The data has shown that MBL-mediated attenuation of PGN-induced inflammatory responses was abolished with the TLR2 antibody treatment (Figures 2(c) and 2(d)). Interestingly, there is still low levels of IL-6 and TNF-α detected from PGN-stimulated macrophages after TLR2 blockade. Indeed, there are other sensors involved in PGN-induced inflammatory responses as we mentioned before that are NOD1 and NOD2. As cytosolic sensors, NOD1 and NOD2 must either detect bacteria that enter the cytosol or peptidoglycan must be degraded to generate fragments that must be transported into the cytosol for these sensors to function [45]. PGN has long been recognized as an important PAMP that is detected by innate immune mechanisms during bacterial infection. Therefore, the present study strongly nominates and recommends the potential usefulness of MBL against bacterial infections and its potential extension at clinical application as a therapeutic agent.

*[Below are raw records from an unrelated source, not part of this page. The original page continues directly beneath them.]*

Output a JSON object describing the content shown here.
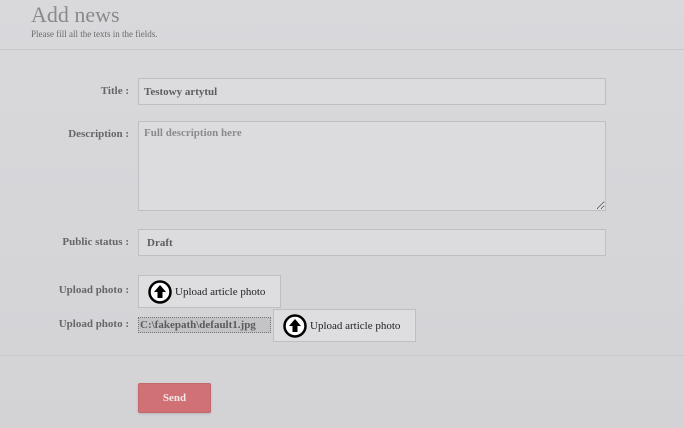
{
  "header": {
    "title": "Add news",
    "subtitle": "Please fill all the texts in the fields."
  },
  "form": {
    "title_label": "Title :",
    "title_value": "Testowy artytul",
    "description_label": "Description :",
    "description_placeholder": "Full description here",
    "status_label": "Public status :",
    "status_value": "Draft",
    "upload1_label": "Upload photo :",
    "upload1_button": "Upload article photo",
    "upload2_label": "Upload photo :",
    "upload2_path": "C:\\fakepath\\default1.jpg",
    "upload2_button": "Upload article photo",
    "send_label": "Send"
  },
  "icons": {
    "upload": "upload-arrow-circle-icon"
  },
  "colors": {
    "background": "#d6d6d9",
    "send_button": "#d07275"
  }
}
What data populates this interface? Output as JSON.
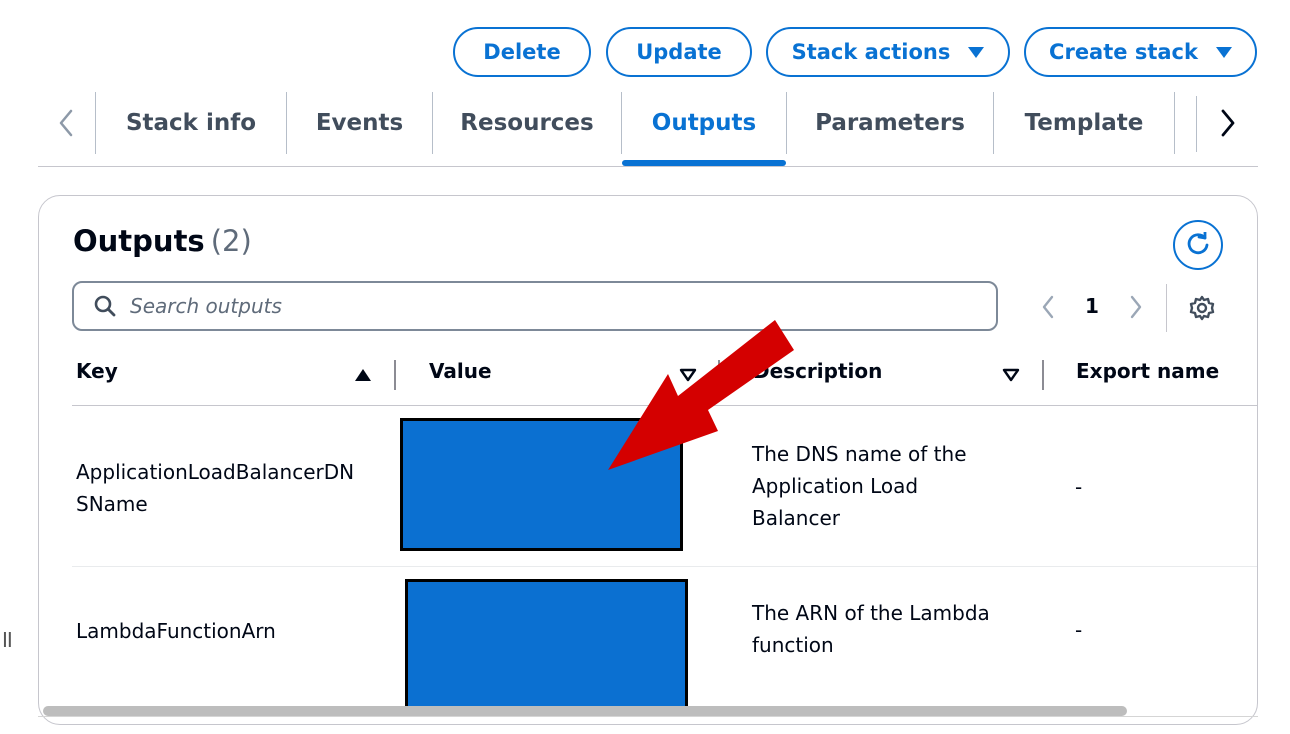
{
  "header": {
    "buttons": {
      "delete": "Delete",
      "update": "Update",
      "stack_actions": "Stack actions",
      "create_stack": "Create stack"
    }
  },
  "tabs": [
    {
      "label": "Stack info"
    },
    {
      "label": "Events"
    },
    {
      "label": "Resources"
    },
    {
      "label": "Outputs",
      "active": true
    },
    {
      "label": "Parameters"
    },
    {
      "label": "Template"
    }
  ],
  "panel": {
    "title": "Outputs",
    "count": "(2)",
    "search_placeholder": "Search outputs",
    "pagination": {
      "current_page": "1"
    },
    "columns": {
      "key": "Key",
      "value": "Value",
      "description": "Description",
      "export_name": "Export name"
    },
    "rows": [
      {
        "key_line1": "ApplicationLoadBalancerDN",
        "key_line2": "SName",
        "desc_line1": "The DNS name of the",
        "desc_line2": "Application Load",
        "desc_line3": "Balancer",
        "export_name": "-"
      },
      {
        "key_line1": "LambdaFunctionArn",
        "desc_line1": "The ARN of the Lambda",
        "desc_line2": "function",
        "export_name": "-"
      }
    ]
  },
  "colors": {
    "accent": "#0972d3",
    "redaction": "#0b70d1",
    "annotation_arrow": "#d40000"
  },
  "misc": {
    "side_handle": "II"
  }
}
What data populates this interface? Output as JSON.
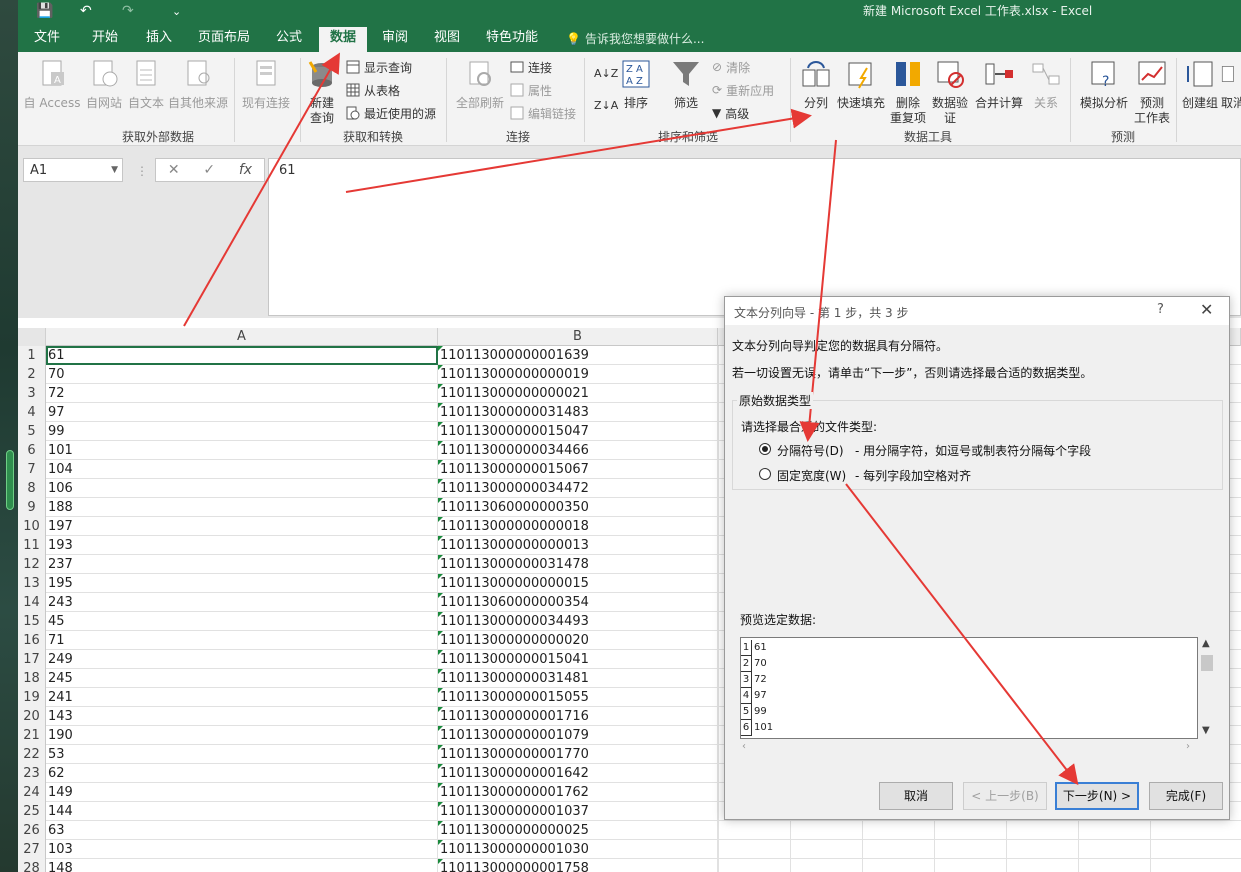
{
  "window": {
    "title": "新建 Microsoft Excel 工作表.xlsx - Excel"
  },
  "quick_access": {
    "save": "💾",
    "undo": "↶",
    "redo": "↷",
    "customize": "⌄"
  },
  "tabs": [
    "文件",
    "开始",
    "插入",
    "页面布局",
    "公式",
    "数据",
    "审阅",
    "视图",
    "特色功能"
  ],
  "active_tab": "数据",
  "tell_me": "告诉我您想要做什么...",
  "ribbon": {
    "get_external": {
      "label": "获取外部数据",
      "access": "自 Access",
      "web": "自网站",
      "text": "自文本",
      "other": "自其他来源",
      "existing": "现有连接"
    },
    "get_transform": {
      "label": "获取和转换",
      "new_query": "新建\n查询",
      "new_query_1": "新建",
      "new_query_2": "查询",
      "show_queries": "显示查询",
      "from_table": "从表格",
      "recent_sources": "最近使用的源"
    },
    "connections": {
      "label": "连接",
      "refresh_all": "全部刷新",
      "connections": "连接",
      "properties": "属性",
      "edit_links": "编辑链接"
    },
    "sort_filter": {
      "label": "排序和筛选",
      "sort": "排序",
      "filter": "筛选",
      "clear": "清除",
      "reapply": "重新应用",
      "advanced": "高级"
    },
    "data_tools": {
      "label": "数据工具",
      "text_to_columns": "分列",
      "flash_fill": "快速填充",
      "remove_dup_1": "删除",
      "remove_dup_2": "重复项",
      "validation_1": "数据验",
      "validation_2": "证",
      "consolidate": "合并计算",
      "relationships": "关系"
    },
    "forecast": {
      "label": "预测",
      "what_if": "模拟分析",
      "forecast_1": "预测",
      "forecast_2": "工作表"
    },
    "outline": {
      "group": "创建组",
      "ungroup": "取消"
    }
  },
  "formula_bar": {
    "name_box": "A1",
    "cancel": "✕",
    "enter": "✓",
    "fx": "fx",
    "value": "61"
  },
  "grid": {
    "columns": [
      "A",
      "B"
    ],
    "rows": [
      {
        "n": "1",
        "a": "61",
        "b": "110113000000001639"
      },
      {
        "n": "2",
        "a": "70",
        "b": "110113000000000019"
      },
      {
        "n": "3",
        "a": "72",
        "b": "110113000000000021"
      },
      {
        "n": "4",
        "a": "97",
        "b": "110113000000031483"
      },
      {
        "n": "5",
        "a": "99",
        "b": "110113000000015047"
      },
      {
        "n": "6",
        "a": "101",
        "b": "110113000000034466"
      },
      {
        "n": "7",
        "a": "104",
        "b": "110113000000015067"
      },
      {
        "n": "8",
        "a": "106",
        "b": "110113000000034472"
      },
      {
        "n": "9",
        "a": "188",
        "b": "110113060000000350"
      },
      {
        "n": "10",
        "a": "197",
        "b": "110113000000000018"
      },
      {
        "n": "11",
        "a": "193",
        "b": "110113000000000013"
      },
      {
        "n": "12",
        "a": "237",
        "b": "110113000000031478"
      },
      {
        "n": "13",
        "a": "195",
        "b": "110113000000000015"
      },
      {
        "n": "14",
        "a": "243",
        "b": "110113060000000354"
      },
      {
        "n": "15",
        "a": "45",
        "b": "110113000000034493"
      },
      {
        "n": "16",
        "a": "71",
        "b": "110113000000000020"
      },
      {
        "n": "17",
        "a": "249",
        "b": "110113000000015041"
      },
      {
        "n": "18",
        "a": "245",
        "b": "110113000000031481"
      },
      {
        "n": "19",
        "a": "241",
        "b": "110113000000015055"
      },
      {
        "n": "20",
        "a": "143",
        "b": "110113000000001716"
      },
      {
        "n": "21",
        "a": "190",
        "b": "110113000000001079"
      },
      {
        "n": "22",
        "a": "53",
        "b": "110113000000001770"
      },
      {
        "n": "23",
        "a": "62",
        "b": "110113000000001642"
      },
      {
        "n": "24",
        "a": "149",
        "b": "110113000000001762"
      },
      {
        "n": "25",
        "a": "144",
        "b": "110113000000001037"
      },
      {
        "n": "26",
        "a": "63",
        "b": "110113000000000025"
      },
      {
        "n": "27",
        "a": "103",
        "b": "110113000000001030"
      },
      {
        "n": "28",
        "a": "148",
        "b": "110113000000001758"
      }
    ]
  },
  "dialog": {
    "title": "文本分列向导 - 第 1 步，共 3 步",
    "help": "?",
    "close": "✕",
    "line1": "文本分列向导判定您的数据具有分隔符。",
    "line2": "若一切设置无误，请单击“下一步”，否则请选择最合适的数据类型。",
    "section": "原始数据类型",
    "prompt": "请选择最合适的文件类型:",
    "opt_delimited": "分隔符号(D)",
    "opt_delimited_desc": "- 用分隔字符，如逗号或制表符分隔每个字段",
    "opt_fixed": "固定宽度(W)",
    "opt_fixed_desc": "- 每列字段加空格对齐",
    "preview_label": "预览选定数据:",
    "preview": [
      {
        "n": "1",
        "v": "61"
      },
      {
        "n": "2",
        "v": "70"
      },
      {
        "n": "3",
        "v": "72"
      },
      {
        "n": "4",
        "v": "97"
      },
      {
        "n": "5",
        "v": "99"
      },
      {
        "n": "6",
        "v": "101"
      }
    ],
    "btn_cancel": "取消",
    "btn_back": "< 上一步(B)",
    "btn_next": "下一步(N) >",
    "btn_finish": "完成(F)"
  },
  "colors": {
    "excel_green": "#217346",
    "annotation_red": "#e53935"
  }
}
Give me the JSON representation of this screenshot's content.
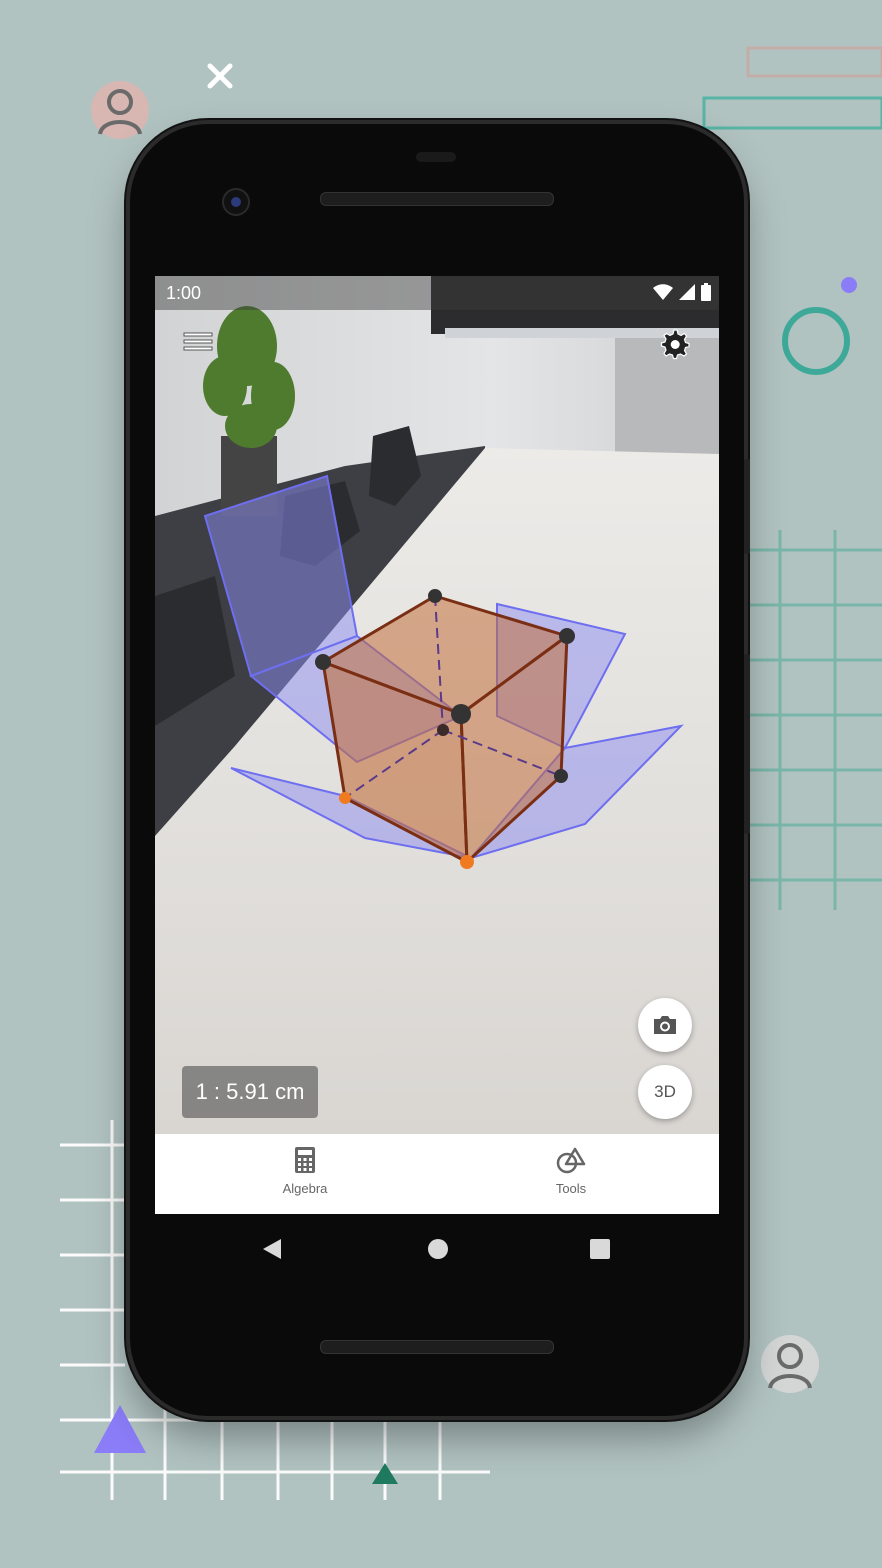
{
  "status_bar": {
    "time": "1:00",
    "icons": [
      "wifi-icon",
      "signal-icon",
      "battery-icon"
    ]
  },
  "toolbar": {
    "menu_icon": "menu-icon",
    "settings_icon": "gear-icon"
  },
  "ar": {
    "scale_label": "1 : 5.91 cm",
    "camera_icon": "camera-icon",
    "view_3d_label": "3D"
  },
  "bottom_nav": {
    "items": [
      {
        "label": "Algebra",
        "icon": "calculator-icon"
      },
      {
        "label": "Tools",
        "icon": "shapes-icon"
      }
    ]
  },
  "system_nav": [
    "back-icon",
    "home-icon",
    "recents-icon"
  ],
  "decorations": {
    "close_icon": "close-icon",
    "avatar_icons": [
      "avatar-icon",
      "avatar-icon"
    ]
  },
  "colors": {
    "background": "#b1c3c1",
    "net_fill": "#8c8cf2",
    "cube_fill": "#c2703d",
    "accent_teal": "#3fa999",
    "accent_purple": "#8b7cf7"
  }
}
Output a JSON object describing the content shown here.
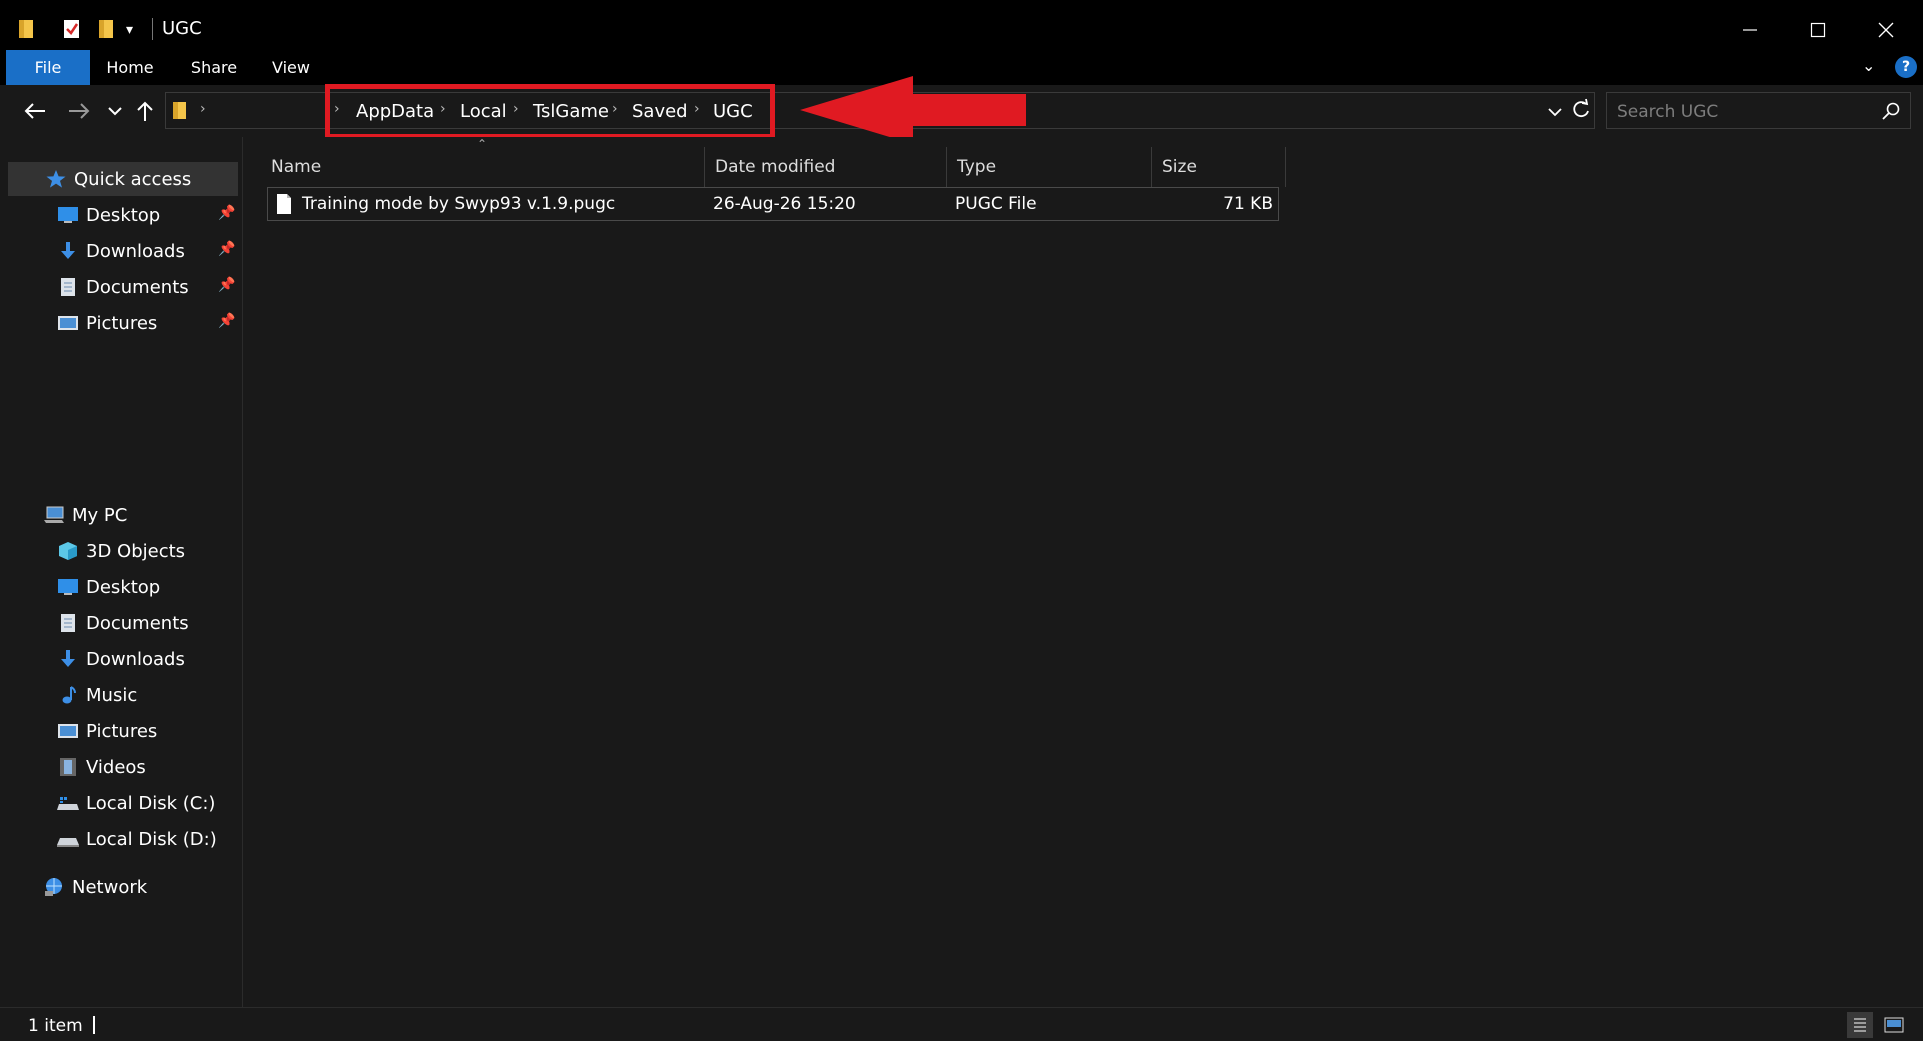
{
  "window": {
    "title": "UGC"
  },
  "ribbon": {
    "tabs": [
      "File",
      "Home",
      "Share",
      "View"
    ]
  },
  "breadcrumb": [
    "AppData",
    "Local",
    "TslGame",
    "Saved",
    "UGC"
  ],
  "search": {
    "placeholder": "Search UGC"
  },
  "sidebar": {
    "quick_access": "Quick access",
    "pinned": [
      "Desktop",
      "Downloads",
      "Documents",
      "Pictures"
    ],
    "this_pc": "My PC",
    "pc_items": [
      "3D Objects",
      "Desktop",
      "Documents",
      "Downloads",
      "Music",
      "Pictures",
      "Videos",
      "Local Disk (C:)",
      "Local Disk (D:)"
    ],
    "network": "Network"
  },
  "columns": [
    "Name",
    "Date modified",
    "Type",
    "Size"
  ],
  "files": [
    {
      "name": "Training mode by Swyp93 v.1.9.pugc",
      "date": "26-Aug-26 15:20",
      "type": "PUGC File",
      "size": "71 KB"
    }
  ],
  "status": {
    "count": "1 item"
  },
  "colors": {
    "accent": "#1a6fc7",
    "annotation": "#e01a22",
    "background": "#191919"
  }
}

Taken together, this study is to investigate the role of MBL on the regulation of PGN/TLR2 signaling. Our data showed that MBL could suppress PGN-induced inflammatory responses through the TLR2 receptor p38, ERK1/2, and NF-κB pathways. MBL can combine with both TLR2 and PGN to block the inflammation cytokine expression by PGN. This study supports that MBL, as an acute-phase protein, play an important role in the regulation of inflammatory responses and balancing the homeostasis.